Mises en contact avec le chitosan, les cellules malades sont soignées

Mais revenons au cœur de la recherche in vitro effectuée par Frédéric Oprenyeszk. Il s’est appuyé sur un procédé breveté par l’UROC: une matrice composée d’alginate et enrichie de chitosan dans laquelle des chondrocytes humains, c’est-à-dire des cellules malades provenant du cartilage en l’occurrence, ont été encapsulées. Le mélange entre alginate et chitosan forme des billes dans lesquelles les cellules malades ont été mises en culture pendant 28 jours soit dans des billes seulement composées d’alginate soit dans des billes d’alginate et de chitosan. Cela afin de démontrer la valeur ajoutée du chitosan.
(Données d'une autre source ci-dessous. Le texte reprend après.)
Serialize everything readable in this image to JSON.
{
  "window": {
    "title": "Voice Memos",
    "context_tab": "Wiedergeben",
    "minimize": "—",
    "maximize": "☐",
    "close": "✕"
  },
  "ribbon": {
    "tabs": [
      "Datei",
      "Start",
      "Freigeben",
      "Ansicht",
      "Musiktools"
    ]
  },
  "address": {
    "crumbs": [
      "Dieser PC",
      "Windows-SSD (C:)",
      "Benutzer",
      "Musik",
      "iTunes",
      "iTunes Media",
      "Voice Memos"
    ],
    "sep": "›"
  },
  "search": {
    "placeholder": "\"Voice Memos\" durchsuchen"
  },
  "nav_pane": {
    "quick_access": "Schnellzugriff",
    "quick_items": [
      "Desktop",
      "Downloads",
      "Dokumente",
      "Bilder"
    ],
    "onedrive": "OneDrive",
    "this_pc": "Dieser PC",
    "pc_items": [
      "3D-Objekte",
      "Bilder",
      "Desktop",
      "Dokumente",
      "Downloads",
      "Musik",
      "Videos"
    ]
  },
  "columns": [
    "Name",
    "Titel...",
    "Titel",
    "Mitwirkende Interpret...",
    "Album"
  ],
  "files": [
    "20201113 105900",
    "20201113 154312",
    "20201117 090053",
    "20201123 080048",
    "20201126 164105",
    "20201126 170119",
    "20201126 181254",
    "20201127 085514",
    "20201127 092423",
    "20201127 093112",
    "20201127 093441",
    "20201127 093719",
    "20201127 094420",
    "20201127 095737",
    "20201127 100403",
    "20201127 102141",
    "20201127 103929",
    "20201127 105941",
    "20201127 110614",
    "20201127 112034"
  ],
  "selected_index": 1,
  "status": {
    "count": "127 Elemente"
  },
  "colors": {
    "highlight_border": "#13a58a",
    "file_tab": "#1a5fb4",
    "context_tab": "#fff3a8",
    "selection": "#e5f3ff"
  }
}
Frédéric Oprenyeszk détaille concrètement le procédé utilisé : « Nous avons déclenché un processus de digestion du cartilage avec l’aide d’enzymes qui viennent « casser » le cartilage et libérer les cellules. Celles-ci ont été mariées au mélange alginate chitosan et le mélange a ensuite été incorporé dans une solution qui permet de gélifier l’ensemble, d’avoir des composites incorporés dans des billes d’alginate chitosan ». C’est ce procédé qui a été breveté. « Nous sommes les premiers à pouvoir créer des billes de chitosan dans lesquelles les cellules peuvent être introduites et mises en contact avec les molécules de chitosan. »

billes Chitosan alginate

(4) En 2003, on comptait 65 producteurs de chitosan dans le monde environ. La très grosse majorité (93%) d’entre eux produit du chitosan animal. Il s’agit d’un marché en plein essor du fait des applications nombreuses du chitosan. Par exemple, il semblerait que ce soit un « capteur de gras », raison pour laquelle il est vendu sous forme de comprimés pour la perte de poids. Le chitosan peut aussi jouer le rôle de fibres pour améliorer la digestion, de conservateur, ou bien encore d’antimicrobien. Les débouchés industriels ne manquent donc pas.
(5) Synolyne Pharma dispose aujourd’hui de sa propre zone GMP (Good Manufacturing Practices), prélude indispensable aux essais cliniques. L’entreprise est capable de produire en GMP le chitosan, des gels, des hydrogels et des billes de chitosan végétal.